Presiden AS Trump Minta ‘Jatah’ Atas Penjualan TikTok

ANTARA FOTO/REUTERS/Leah Millis/WSJ/dj
Presiden AS Donald Trump memberikan hadiah pena yang ia gunakan untuk menandatangani perintah eksekutif untuk menurunkan harga obat saat acara resmi penandatanganan di Kantor Eksekutif Eisenhower di Gedung Puith, Washington, Amerika Serikat, Jumat (24/7/2020).
Penulis: Desy Setyowati
6/8/2020, 18.37 WIB

Perusahaan teknologi asal Amerika Serikat (AS), Microsoft berminat membeli aplikasi TikTok dari korporasi Tiongkok, ByteDance. Namun, Presiden AS Donald Trump meminta ‘jatah’ atas penjualan TikTok.

Reuters melaporkan, tuntutan seperti itu belum pernah terjadinya sebelumnya di AS. “Sebagian besar dari penawaran itu harus masuk ke Departemen Keuangan AS, karena kami memungkinkan kesepakatan ini terjadi," kata Trump kepada wartawan, dikutip dari Reuters, kemarin (5/8).

Trump mengatakan, pemerintah AS yang mengizinkan TikTok untuk beroperasi di Negeri Paman Sam. Oleh karena itu, ia menilai perlu ada alokasi khusus untuk pemerintah dari kesepakatan tersebut.

Ia menggambarkan, ‘jatah’ itu seperti sewa antara tuan tanah dan penyewa.
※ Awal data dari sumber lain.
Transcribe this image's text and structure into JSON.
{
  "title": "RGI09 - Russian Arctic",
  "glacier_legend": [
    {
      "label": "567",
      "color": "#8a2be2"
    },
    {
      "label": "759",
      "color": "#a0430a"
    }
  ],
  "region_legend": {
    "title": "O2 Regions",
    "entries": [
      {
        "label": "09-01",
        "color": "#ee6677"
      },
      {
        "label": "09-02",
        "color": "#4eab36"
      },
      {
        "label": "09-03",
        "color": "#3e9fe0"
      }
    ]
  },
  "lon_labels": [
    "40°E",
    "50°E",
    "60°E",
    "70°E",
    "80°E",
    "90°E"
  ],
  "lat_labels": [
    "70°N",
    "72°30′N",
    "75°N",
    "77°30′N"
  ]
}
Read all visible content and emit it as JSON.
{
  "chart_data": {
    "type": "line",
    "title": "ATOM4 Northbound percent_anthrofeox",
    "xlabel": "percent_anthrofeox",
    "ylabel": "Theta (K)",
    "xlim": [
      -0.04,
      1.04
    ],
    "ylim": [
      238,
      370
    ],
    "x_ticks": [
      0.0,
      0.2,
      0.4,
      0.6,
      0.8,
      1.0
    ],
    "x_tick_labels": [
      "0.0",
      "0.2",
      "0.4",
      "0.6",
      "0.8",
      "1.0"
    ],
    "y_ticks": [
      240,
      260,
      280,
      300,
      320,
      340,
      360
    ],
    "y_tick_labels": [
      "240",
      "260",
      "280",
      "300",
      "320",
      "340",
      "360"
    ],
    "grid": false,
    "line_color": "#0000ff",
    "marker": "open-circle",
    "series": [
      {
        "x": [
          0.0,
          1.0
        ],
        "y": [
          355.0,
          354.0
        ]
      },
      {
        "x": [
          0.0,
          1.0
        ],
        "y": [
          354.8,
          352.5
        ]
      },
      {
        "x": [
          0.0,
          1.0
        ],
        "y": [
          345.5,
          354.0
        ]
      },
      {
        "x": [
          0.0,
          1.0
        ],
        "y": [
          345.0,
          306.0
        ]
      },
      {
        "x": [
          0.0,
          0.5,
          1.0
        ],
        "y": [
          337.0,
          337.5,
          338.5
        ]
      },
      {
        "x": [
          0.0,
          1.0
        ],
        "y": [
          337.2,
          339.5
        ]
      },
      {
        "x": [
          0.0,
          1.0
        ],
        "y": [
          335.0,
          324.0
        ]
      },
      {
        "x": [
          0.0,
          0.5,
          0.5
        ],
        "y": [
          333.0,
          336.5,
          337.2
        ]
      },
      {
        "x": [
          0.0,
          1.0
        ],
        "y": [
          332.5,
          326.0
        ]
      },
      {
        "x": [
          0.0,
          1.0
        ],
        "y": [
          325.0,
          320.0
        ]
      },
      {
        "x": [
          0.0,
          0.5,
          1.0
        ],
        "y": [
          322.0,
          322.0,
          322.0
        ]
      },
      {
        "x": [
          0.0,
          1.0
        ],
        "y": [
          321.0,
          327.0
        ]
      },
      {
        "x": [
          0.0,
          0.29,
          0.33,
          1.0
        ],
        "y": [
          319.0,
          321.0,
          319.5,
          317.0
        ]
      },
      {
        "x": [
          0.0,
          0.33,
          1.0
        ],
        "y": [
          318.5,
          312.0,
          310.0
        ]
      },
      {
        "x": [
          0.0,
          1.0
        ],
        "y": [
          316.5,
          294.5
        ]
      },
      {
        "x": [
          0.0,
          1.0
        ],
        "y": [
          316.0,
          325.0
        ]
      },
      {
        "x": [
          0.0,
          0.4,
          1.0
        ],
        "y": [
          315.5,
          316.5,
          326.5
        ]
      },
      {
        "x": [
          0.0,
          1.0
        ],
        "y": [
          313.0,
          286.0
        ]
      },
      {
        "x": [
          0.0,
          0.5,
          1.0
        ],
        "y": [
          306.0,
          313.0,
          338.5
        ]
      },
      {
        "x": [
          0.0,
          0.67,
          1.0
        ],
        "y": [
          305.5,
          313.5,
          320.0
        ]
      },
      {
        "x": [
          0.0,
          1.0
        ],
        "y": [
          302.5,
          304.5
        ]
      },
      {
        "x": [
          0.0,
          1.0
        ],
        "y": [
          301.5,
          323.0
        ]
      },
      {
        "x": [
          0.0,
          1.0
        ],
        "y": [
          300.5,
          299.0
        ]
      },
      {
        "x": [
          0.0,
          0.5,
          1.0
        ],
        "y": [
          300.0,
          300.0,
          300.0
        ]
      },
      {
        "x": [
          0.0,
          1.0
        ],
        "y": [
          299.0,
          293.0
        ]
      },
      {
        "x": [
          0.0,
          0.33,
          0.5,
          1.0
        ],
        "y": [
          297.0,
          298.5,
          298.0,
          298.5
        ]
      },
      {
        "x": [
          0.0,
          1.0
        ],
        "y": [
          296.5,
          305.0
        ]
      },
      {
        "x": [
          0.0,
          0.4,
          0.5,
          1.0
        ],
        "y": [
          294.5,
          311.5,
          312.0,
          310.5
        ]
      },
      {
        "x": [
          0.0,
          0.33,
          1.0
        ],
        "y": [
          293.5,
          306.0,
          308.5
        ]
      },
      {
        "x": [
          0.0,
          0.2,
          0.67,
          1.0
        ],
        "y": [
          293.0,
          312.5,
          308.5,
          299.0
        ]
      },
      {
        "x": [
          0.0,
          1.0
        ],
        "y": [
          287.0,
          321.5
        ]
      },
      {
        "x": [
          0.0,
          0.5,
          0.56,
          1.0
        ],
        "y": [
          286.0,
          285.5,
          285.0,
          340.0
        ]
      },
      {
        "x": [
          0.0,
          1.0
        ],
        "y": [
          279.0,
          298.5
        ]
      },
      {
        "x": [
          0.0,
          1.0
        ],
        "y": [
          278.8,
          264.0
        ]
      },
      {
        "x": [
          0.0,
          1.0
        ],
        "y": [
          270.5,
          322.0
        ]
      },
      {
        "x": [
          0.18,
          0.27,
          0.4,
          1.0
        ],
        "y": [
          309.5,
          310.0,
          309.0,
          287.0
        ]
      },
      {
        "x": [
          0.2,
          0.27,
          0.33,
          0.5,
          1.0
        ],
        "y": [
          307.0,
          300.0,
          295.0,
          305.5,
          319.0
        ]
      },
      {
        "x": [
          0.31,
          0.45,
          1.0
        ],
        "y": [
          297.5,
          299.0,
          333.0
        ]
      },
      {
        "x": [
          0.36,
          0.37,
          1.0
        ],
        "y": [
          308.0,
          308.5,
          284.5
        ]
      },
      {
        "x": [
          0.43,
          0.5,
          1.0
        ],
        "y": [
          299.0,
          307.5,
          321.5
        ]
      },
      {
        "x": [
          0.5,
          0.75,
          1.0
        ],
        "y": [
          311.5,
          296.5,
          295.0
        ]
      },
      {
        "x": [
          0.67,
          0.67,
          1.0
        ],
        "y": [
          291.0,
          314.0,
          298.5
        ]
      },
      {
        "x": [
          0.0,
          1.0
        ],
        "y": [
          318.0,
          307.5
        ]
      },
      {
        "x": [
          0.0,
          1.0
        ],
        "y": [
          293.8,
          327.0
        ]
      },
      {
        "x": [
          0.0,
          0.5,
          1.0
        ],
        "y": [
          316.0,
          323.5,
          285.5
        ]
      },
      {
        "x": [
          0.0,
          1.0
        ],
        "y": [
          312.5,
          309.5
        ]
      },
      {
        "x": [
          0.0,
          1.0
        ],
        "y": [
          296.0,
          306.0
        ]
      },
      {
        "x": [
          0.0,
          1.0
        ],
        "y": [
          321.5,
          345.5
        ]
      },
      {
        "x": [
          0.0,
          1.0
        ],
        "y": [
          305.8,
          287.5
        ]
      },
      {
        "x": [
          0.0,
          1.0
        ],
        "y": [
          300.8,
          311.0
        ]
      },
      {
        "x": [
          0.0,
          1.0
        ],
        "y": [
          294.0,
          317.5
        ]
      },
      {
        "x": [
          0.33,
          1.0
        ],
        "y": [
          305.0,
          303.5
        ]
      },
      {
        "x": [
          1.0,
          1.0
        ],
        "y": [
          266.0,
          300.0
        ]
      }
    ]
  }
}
Sebab, menurutnya pengguna di AS menopang kesuksesan TikTok. “Sebagian besar dari negara ini,” katanya, dikutip dari CNN Internasional.

Hanya, ia tidak menjelaskan secara spesifik siapa yang harus membayarkan ‘jatah’ tersebut. “Apakah itu Microsoft atau yang lain, atau jika itu dari Tiongkok, berapa harganya, AS harus mendapatkan persentase yang sangat besar dari harga (kesepakatan) itu,” kata dia.

Para ahli hukum mengatakan, regulasi terkait Dewan Investasi Asing AS atau The Committee on Foreign Investment in the United States (CFIUS) memang memberikan kewenangan kepada pemerintah AS untuk mencari celah keamanan.

Dalam kasus ini, CFIUS berencana mengkaji risiko keamanan data pribadi yang dimiliki TikTok. Alasannya, karena induknya berpusat di Tiongkok.

Oleh karena itu, TikTok mempertimbangkan beberapa opsi bisnis untuk keluar dari tekanan AS tersebut. Salah satu caranya, mengalihkan kepemilikan mayoritas TikTok.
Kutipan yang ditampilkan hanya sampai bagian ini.